Apple changed the way it provides financial outlooks to investors, after years of exceeding quarterly profit estimates by an average of 26 percent. Rather than providing “conservative” forecasts, Apple expects to report results within its predicted range, Chief Financial Officer Peter Oppenheimer said on a conference call.
Competition from smartphone vendors using Google Inc. (GOOG)’s Android software, as well as the lack of a new breakthrough product since the iPad’s 2010 debut, has led Daniel Morris, chief investment officer of Morris Capital Advisors LLC, to reduce his holdings.
“It does raise some red flags,” said Morris, who first bought Apple before the iPhone was introduced.
Cook and Oppenheimer defended the company’s performance, saying iPhone, iPad mini and iMac sales were held back because the company couldn’t manufacture enough keep up with demand.
“There are a few factors that are impacting the year-over- year results, making the strong performance of the business a little harder to see,” Oppenheimer said.
Cook also addressed reports suggesting iPhone demand is waning because the company cut orders for some components.
“It would be impossible to interpret what it would mean for our entire business,” Cook said.
Even so, the results indicate that the period of rapid growth that Apple experienced in the six years after Jobs introduced the iPhone may be coming to an end. Samsung and others have followed Apple’s lead in to the era of mobile touch- screen devices and are grabbing market share by introducing smartphones in various designs and prices. Earlier this month, Samsung reported profit rose 89 percent to 8.8 trillion won ($8.3 billion).

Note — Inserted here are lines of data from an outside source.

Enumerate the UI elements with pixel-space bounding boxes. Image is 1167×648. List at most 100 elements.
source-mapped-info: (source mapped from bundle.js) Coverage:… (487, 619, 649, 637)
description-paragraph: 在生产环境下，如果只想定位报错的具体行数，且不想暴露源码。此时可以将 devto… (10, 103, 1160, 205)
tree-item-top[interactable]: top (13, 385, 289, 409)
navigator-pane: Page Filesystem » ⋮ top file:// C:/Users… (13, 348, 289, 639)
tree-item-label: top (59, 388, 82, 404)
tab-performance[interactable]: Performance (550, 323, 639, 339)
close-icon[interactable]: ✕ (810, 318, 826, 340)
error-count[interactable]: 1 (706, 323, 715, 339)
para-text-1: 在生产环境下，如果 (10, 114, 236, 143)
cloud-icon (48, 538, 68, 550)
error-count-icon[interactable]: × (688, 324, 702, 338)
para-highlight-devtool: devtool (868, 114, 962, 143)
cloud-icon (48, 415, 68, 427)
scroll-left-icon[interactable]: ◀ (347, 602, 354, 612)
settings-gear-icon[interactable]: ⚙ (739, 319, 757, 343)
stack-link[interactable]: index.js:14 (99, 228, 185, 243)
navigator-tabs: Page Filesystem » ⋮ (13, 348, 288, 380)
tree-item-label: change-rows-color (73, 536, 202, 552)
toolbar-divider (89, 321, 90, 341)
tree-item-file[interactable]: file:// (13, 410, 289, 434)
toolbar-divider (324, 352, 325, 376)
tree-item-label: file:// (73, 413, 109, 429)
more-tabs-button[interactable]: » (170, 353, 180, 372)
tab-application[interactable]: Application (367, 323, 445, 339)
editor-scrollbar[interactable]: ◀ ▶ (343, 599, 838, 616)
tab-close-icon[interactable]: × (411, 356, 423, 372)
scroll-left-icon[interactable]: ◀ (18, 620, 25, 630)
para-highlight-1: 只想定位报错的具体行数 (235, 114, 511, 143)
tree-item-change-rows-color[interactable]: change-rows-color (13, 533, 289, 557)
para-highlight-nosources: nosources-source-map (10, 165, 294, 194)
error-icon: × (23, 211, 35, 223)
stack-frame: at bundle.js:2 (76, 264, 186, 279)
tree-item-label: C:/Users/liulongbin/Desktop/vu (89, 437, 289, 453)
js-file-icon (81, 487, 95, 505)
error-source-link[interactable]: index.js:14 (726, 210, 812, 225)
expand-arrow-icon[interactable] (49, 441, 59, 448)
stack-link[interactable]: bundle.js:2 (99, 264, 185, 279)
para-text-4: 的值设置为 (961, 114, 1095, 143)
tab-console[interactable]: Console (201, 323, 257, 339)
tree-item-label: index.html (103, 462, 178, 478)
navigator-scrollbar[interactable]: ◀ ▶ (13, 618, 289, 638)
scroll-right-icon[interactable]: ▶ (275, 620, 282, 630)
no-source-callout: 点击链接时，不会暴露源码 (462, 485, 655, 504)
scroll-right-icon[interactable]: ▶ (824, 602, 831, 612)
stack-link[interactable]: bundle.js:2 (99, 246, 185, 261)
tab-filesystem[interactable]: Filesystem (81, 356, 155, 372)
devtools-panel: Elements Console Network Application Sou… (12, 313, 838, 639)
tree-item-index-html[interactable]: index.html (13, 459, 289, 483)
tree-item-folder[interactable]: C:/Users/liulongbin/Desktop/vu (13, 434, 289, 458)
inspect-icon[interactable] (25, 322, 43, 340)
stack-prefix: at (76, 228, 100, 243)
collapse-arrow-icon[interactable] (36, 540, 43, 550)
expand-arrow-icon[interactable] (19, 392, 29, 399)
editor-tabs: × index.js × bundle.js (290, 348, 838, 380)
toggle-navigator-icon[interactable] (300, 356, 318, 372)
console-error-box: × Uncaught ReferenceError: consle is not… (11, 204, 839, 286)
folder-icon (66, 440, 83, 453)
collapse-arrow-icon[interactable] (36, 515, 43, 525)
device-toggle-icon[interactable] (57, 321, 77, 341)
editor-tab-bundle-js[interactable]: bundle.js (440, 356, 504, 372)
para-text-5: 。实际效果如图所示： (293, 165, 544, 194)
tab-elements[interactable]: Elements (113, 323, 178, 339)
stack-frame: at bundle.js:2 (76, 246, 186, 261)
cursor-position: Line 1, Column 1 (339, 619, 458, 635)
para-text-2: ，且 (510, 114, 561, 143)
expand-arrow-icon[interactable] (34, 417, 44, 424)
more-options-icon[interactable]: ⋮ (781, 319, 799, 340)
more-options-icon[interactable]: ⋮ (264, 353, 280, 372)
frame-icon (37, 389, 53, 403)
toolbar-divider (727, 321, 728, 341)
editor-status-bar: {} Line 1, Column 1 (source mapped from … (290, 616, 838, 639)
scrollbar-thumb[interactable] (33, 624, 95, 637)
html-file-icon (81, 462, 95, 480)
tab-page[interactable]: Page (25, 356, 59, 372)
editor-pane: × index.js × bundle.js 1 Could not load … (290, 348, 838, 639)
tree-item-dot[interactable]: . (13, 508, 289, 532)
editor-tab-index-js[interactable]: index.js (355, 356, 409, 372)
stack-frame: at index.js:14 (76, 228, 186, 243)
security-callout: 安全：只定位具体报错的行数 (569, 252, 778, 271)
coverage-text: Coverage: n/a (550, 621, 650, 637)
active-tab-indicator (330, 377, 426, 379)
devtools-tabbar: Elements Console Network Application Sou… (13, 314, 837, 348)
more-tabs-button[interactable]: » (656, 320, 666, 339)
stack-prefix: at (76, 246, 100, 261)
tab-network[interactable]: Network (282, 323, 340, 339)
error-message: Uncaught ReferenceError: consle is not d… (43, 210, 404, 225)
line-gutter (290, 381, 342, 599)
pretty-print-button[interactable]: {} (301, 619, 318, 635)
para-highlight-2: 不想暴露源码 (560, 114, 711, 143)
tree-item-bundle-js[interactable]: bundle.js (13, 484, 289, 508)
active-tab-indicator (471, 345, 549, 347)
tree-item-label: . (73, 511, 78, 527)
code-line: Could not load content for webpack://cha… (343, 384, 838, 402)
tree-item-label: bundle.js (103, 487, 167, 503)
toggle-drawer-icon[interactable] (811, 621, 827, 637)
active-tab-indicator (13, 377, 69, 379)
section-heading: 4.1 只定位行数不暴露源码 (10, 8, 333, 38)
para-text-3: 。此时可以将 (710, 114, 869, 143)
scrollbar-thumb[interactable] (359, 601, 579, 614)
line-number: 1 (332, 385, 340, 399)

“This confirms some of the worries that some of the investors had,” said Jack Ablin, chief investment officer at BMO Private Bank. “It’s a gigantic company, so incremental growth is just that much more difficult.”
To grab a larger portion of the global smartphone market, some Apple investors argue the company needs to introduce a lower-priced iPhone that can appeal to customers in developing countries where carriers don’t subsidize handset purchases.
Cook said Apple still offers consumers that option by continuing to sell older models at reduced prices. The iPhone 4 was selling out throughout the quarter, Cook said. In China, the world’s largest phone market, sales grew 67 percent to $6.8 billion. IPhone sales more than doubled in China, where Apple opened 4 stores during the quarter.
Sales of the iPhone, Apple’s biggest source of revenue and profit, reached 47.8 million units, matching the prediction by analysts surveyed by Bloomberg. The company also sold 22.9 million iPads, above the projected 22.4 million units.
While Apple revamped its Mac personal-computer lineup during the quarter, selling 4.1 million Macs, that wasn’t enough to beat analysts’ estimates for 5.1 million units. Apple sold 12.7 million iPods, more than the projection for 11.4 million units. Cook said Apple couldn’t manufacture enough Macs to keep up with demand, holding back sales.
Some investors are looking at the drop-off in Apple’s stock since a September high as a buying opportunity.
“This is not by any stretch of the imagination a broken company,” said David Rolfe, chief investment officer at Wedgewood Partners.
Cook displayed similar confidence when asked about future products.
“We’re working on some incredible stuff,” he said. “We feel great about what we’ve got in store.”